« Appel du Recteur de l’Académie de Créteil. Demande de contact téléphonique avec le Proviseur adjoint. Urgent » (Mot collé sur la porte de mon bureau en l’an de grâce 2000 par la gardienne du lycée Henri-Wallon à Aubervilliers).
Le Recteur de l’époque était un passionné de navigation, un vieux loup de mer, habile au gouvernail de son voilier. Il savait affronter vents et vagues, paysages mouvants et imprévisibles de l’océan. Solitaire au milieu de l’incertain, d’un monde sans repère fixe, sans stabilité rassurante. Qualité indispensable à un Recteur de Créteil, me dira-t-on.
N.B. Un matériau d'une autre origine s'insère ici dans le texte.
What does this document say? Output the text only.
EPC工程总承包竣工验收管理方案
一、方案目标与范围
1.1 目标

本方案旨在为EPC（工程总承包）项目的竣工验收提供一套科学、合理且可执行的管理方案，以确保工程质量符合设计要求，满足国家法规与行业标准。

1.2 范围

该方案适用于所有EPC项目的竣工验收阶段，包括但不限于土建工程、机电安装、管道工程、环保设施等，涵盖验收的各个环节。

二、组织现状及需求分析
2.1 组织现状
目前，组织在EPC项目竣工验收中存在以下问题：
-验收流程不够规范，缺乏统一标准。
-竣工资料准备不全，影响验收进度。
Comme ces caravaniers qui traversent tous les six mois l’immensité désertique sans jamais reconnaître de paysages familiers : le vent a déplacé les dunes, les a modifiées pour perdre le commerçant dans les sables.
Le poète a de secrètes connivences avec ces solitudes : troublé par la houle de ses émotions, le flux des mots et des images.
Pendant un bref instant, j’ai cru que le Recteur voulait me parler poésie, en particulier de Poésie en liberté qui entrait dans sa troisième année. Il n’en était rien.
Fonctionnaire respectueux, je lui avais adressé une demande d’autorisation d’exercer une activité de « commerçant non-sédentaire » ( marchand de foire, de marché, de brocante en d’autres termes). Il n’avait jamais vu cela ! Je ne le connaissais pas, il ne me connaissait pas. Je lui ai parlé de ma passion de découvrir des villes inconnues, de croiser des marchands de partout, de tous ces commerçants sans feu ni lieu qui s’accrochent au bord des marchés du monde pour survivre et se hisser un jour parmi les sédentaires. Il m’accorda son autorisation. Je ne l’ai jamais rencontré. Jamais je ne lui ai plus parlé à nouveau. Tout était dit. De solitude à solitude, des liens étaient tissés à jamais.
C’est bien plus tard que j’ai compris la proximité des solitudes humaines, parce que tout mouvement est un mouvement vers l’autre. Même le sentiment de peur qu’inspire l’inconnu. « L’homme est pour l’homme un loup, non un homme quand on ne sait pas quel il est ».
L’enfant à naître quitte la sécurité absolue du ventre de sa mère qui lui dispense tout selon ses besoins. Il est comme l’oisillon qui casse la coquille de l’intérieur. Une dynamique irrésistible le met en mouvement vers l’inconnu. Son choc à la naissance est un cri. Il se recroqueville, jette un regard d’incompréhension sur le monde.
Il entre dans un monde où il apprend. Où il s’attache. Où l’on parle, où il est appelé à parler.
Ainsi la parole du poète délivre elle aussi de la solitude où plonge chaque humain à sa naissance.